Immediately after the feature, there will be a pre-recorded bonus Q&A with director Bao Nguyen!
Only one ticket is required per vehicle.
Per SDAFF tradition, wearing costumes is highly encouraged!
Official Selection, 2020 Sundance Film Festival
Official Selection, 2020 Cannes Film Festival
For decades after his passing, Bruce Lee left behind a legacy that shaped the image of all Asian Americans–for better and for worse–that still reverberates today. But Lee wasn’t just an icon, a master of his craft who exploded overnight. Unlike other tributes that cover familiar ground–glorifying his mastery and his crossover into the American mainstream–Bao Nguyen’s BE WATER fills an important gap, delivering a fascinating and specifically Asian American take on Lee’s importance. For this, BE WATER is easily the most well-rounded and relevant documentary about Bruce Lee today.

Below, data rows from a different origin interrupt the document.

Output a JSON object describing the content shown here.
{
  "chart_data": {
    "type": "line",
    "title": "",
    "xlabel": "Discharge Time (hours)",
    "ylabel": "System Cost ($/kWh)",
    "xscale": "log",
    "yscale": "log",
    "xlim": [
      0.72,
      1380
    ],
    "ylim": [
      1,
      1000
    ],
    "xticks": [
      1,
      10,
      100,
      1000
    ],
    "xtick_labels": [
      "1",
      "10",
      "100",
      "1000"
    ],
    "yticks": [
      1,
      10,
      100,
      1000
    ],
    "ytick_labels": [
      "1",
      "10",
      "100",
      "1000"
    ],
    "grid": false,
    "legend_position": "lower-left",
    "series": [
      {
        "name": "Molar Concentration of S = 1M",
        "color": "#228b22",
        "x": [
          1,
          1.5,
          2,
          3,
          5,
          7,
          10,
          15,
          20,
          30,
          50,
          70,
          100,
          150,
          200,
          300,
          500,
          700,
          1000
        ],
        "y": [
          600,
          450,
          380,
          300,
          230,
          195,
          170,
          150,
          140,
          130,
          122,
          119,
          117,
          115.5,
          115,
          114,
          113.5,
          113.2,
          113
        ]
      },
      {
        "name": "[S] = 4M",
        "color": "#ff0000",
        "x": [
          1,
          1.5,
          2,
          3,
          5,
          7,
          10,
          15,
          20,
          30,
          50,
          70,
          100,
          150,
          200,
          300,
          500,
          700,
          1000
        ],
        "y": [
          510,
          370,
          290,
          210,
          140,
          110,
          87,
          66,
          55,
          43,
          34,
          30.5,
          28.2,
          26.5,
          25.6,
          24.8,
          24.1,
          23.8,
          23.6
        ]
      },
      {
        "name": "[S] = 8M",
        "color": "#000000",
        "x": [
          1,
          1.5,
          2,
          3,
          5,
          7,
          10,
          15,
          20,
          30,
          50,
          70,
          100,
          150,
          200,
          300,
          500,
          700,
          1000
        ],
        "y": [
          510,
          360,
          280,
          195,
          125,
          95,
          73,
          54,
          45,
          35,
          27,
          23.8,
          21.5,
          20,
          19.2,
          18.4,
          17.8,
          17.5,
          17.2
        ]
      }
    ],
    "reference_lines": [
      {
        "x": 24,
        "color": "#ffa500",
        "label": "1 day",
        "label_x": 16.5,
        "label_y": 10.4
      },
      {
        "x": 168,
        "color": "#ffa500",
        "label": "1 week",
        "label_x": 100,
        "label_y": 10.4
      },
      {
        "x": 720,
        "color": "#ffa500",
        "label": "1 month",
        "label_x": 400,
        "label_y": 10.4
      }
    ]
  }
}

With new interviews and archival footage, Nguyen (Julian, SDAFF ‘12) is less focused on the martial arts and more on Lee’s offscreen battles. Bullying as a child. Learning to survive as a newly-arrived teenager in Seattle. Angling for Hollywood roles, failing, and eventually creating his own cinematic platform in Hong Kong. This is the biographical why behind Lee’s famous philosophies such as “Be water.” And the how behind Lee’s guru-like impact on folks from regular joe’s to movie stars.

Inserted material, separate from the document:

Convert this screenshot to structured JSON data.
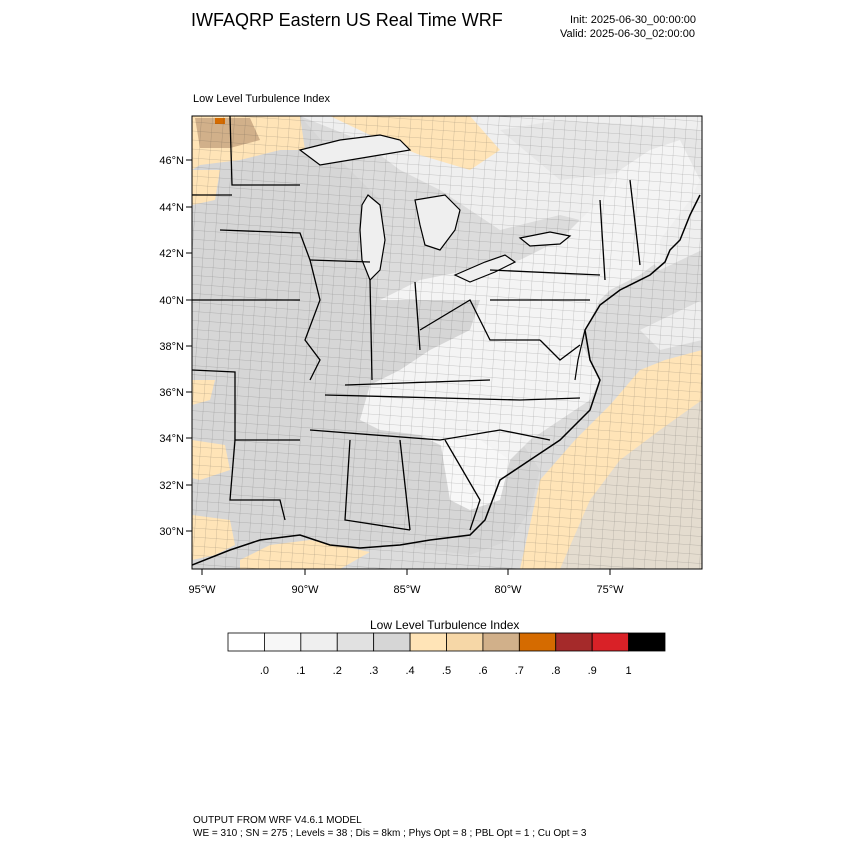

Nguyen anchors these stories within a social and historical context that depicts an America that found it hard to embrace Bruce Lee, as well as the Asian Americans who came before him to build the American West. This is Bruce outside the action, sans yellow jumpsuit, as told by his wife, his daughter, his peers, and even an NBA legend. Nguyen goes further than Bruce Lee, the actor and the fighter, and delivers Bruce Lee, the man, for the culture.